1. ## solving rational equations

I thought I got the whole concept but when I came across these problems, my answer came no where near that of the correct answer.

1) $\displaystyle \frac{x}{x-3} + x = \frac{7x-18}{x-3}$

2) $\displaystyle \frac3{x} + \frac{x}{x+2} = - \frac{2}{x+2}$

I need to solve for "x". Help?

2. 1) $\displaystyle \frac{x}{x-3} + x = \frac{7x-18}{x-3}$
The idea is to shed the denominators to get rid of the fractions. Do this by multiplying through by the LCD. In this case, x-3.

Multiply through by x-3

$\displaystyle (x-3)\cdot\frac{x}{x-3}+(x-3)x=(x-3)\cdot\frac{7x-18}{x-3}$

Then we get $\displaystyle x+x(x-3)=7x-18$

Now, it's easy to solve, huh?. Remember to check your solutions by plugging them back in. This one will give two solutions, but only one may be good.

3. Thanks.

That's about how far I get and then I start running into trouble.
After simplifying this:
$\displaystyle x+x(x-3)=7x-18$

I get this:
$\displaystyle x+x^2-3x=7x-18$

= $\displaystyle x^2-2x=7x-18$

= $\displaystyle x^2-9x=-18$

Am I doing it wrong?

4. Originally Posted by Hypertension
Thanks.

That's about how far I get and then I start running into trouble.
After simplifying this:
$\displaystyle x+x(x-3)=7x-18$

I get this:
$\displaystyle x+x^2-3x=7x-18$

= $\displaystyle x^2-2x=7x-18$

= $\displaystyle x^2-9x=-18$

Am I doing it wrong?
No, that is correct but the method is incomplete. You must continue.
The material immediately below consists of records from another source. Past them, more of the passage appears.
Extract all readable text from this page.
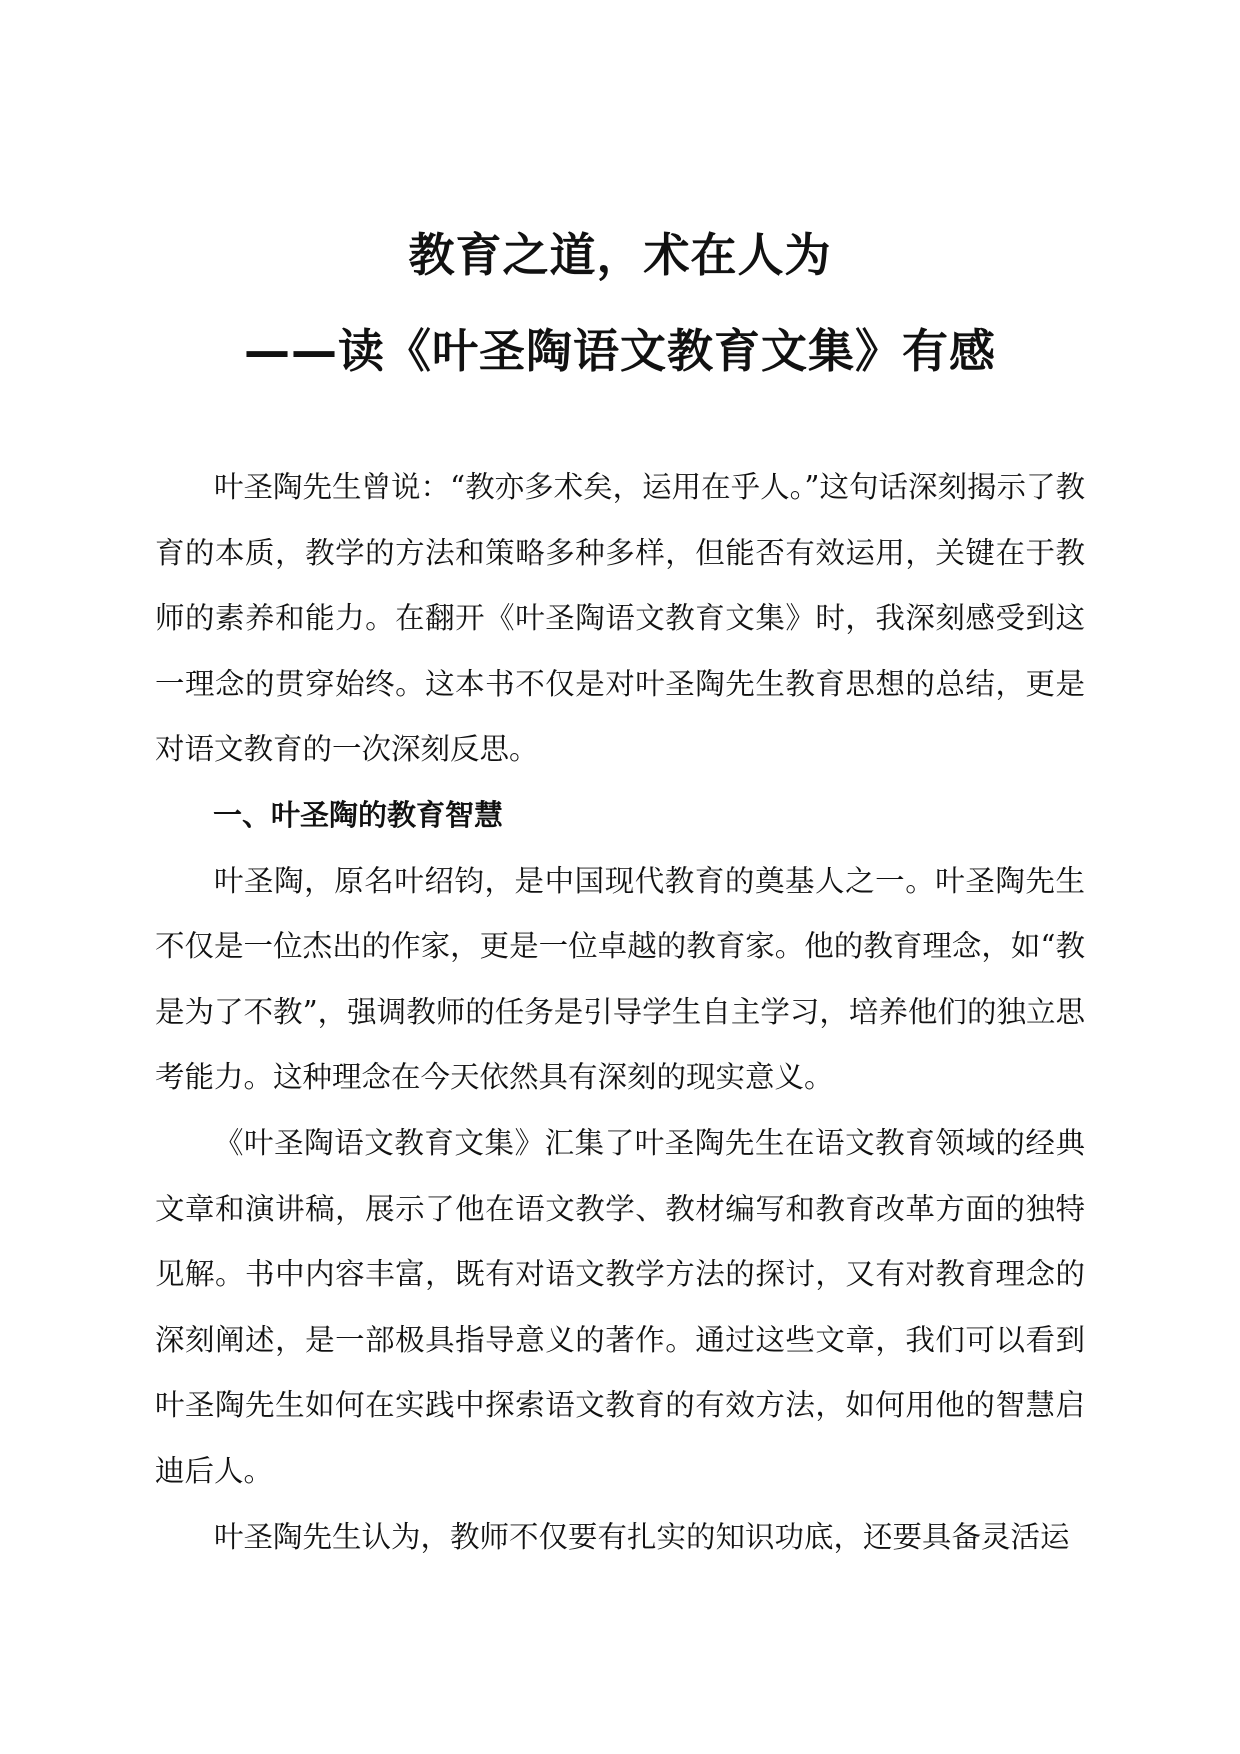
教育之道，术在人为
——读《叶圣陶语文教育文集》有感

叶圣陶先生曾说：“教亦多术矣，运用在乎人。”这句话深刻揭示了教育的本质，教学的方法和策略多种多样，但能否有效运用，关键在于教师的素养和能力。在翻开《叶圣陶语文教育文集》时，我深刻感受到这一理念的贯穿始终。这本书不仅是对叶圣陶先生教育思想的总结，更是对语文教育的一次深刻反思。

一、叶圣陶的教育智慧

叶圣陶，原名叶绍钧，是中国现代教育的奠基人之一。叶圣陶先生不仅是一位杰出的作家，更是一位卓越的教育家。他的教育理念，如“教是为了不教”，强调教师的任务是引导学生自主学习，培养他们的独立思考能力。这种理念在今天依然具有深刻的现实意义。

《叶圣陶语文教育文集》汇集了叶圣陶先生在语文教育领域的经典文章和演讲稿，展示了他在语文教学、教材编写和教育改革方面的独特见解。书中内容丰富，既有对语文教学方法的探讨，又有对教育理念的深刻阐述，是一部极具指导意义的著作。通过这些文章，我们可以看到叶圣陶先生如何在实践中探索语文教育的有效方法，如何用他的智慧启迪后人。

叶圣陶先生认为，教师不仅要有扎实的知识功底，还要具备灵活运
Notice, you have $\displaystyle x^2-9x=-18$ which is $\displaystyle x^2-9x+18=0$.

You can solve by factorising into 2 brackets and then equating each bracket to 0. Hence finding two values for $\displaystyle x$. If one of the solution give the denominator to equal 0 then reject this solution.

EDIT: If are struggling to factorise, and when the quadratic equation is in the form $\displaystyle ax^2 + bx + c =0$ then you can use the quadratic formula which is $\displaystyle x = \frac{-b \pm \sqrt{b^2-4ac}}{2a}$.

5. Ok, I've got it now.

x=6 or x=3

But in this case x would equal 6 because when you plug in the 3 for x you get 3 equaling zero as the answer. I just didn't expect to have have to factor, since I haven't had a problem involving that yet.

And for problem two, I got
x=-3

Thank you guys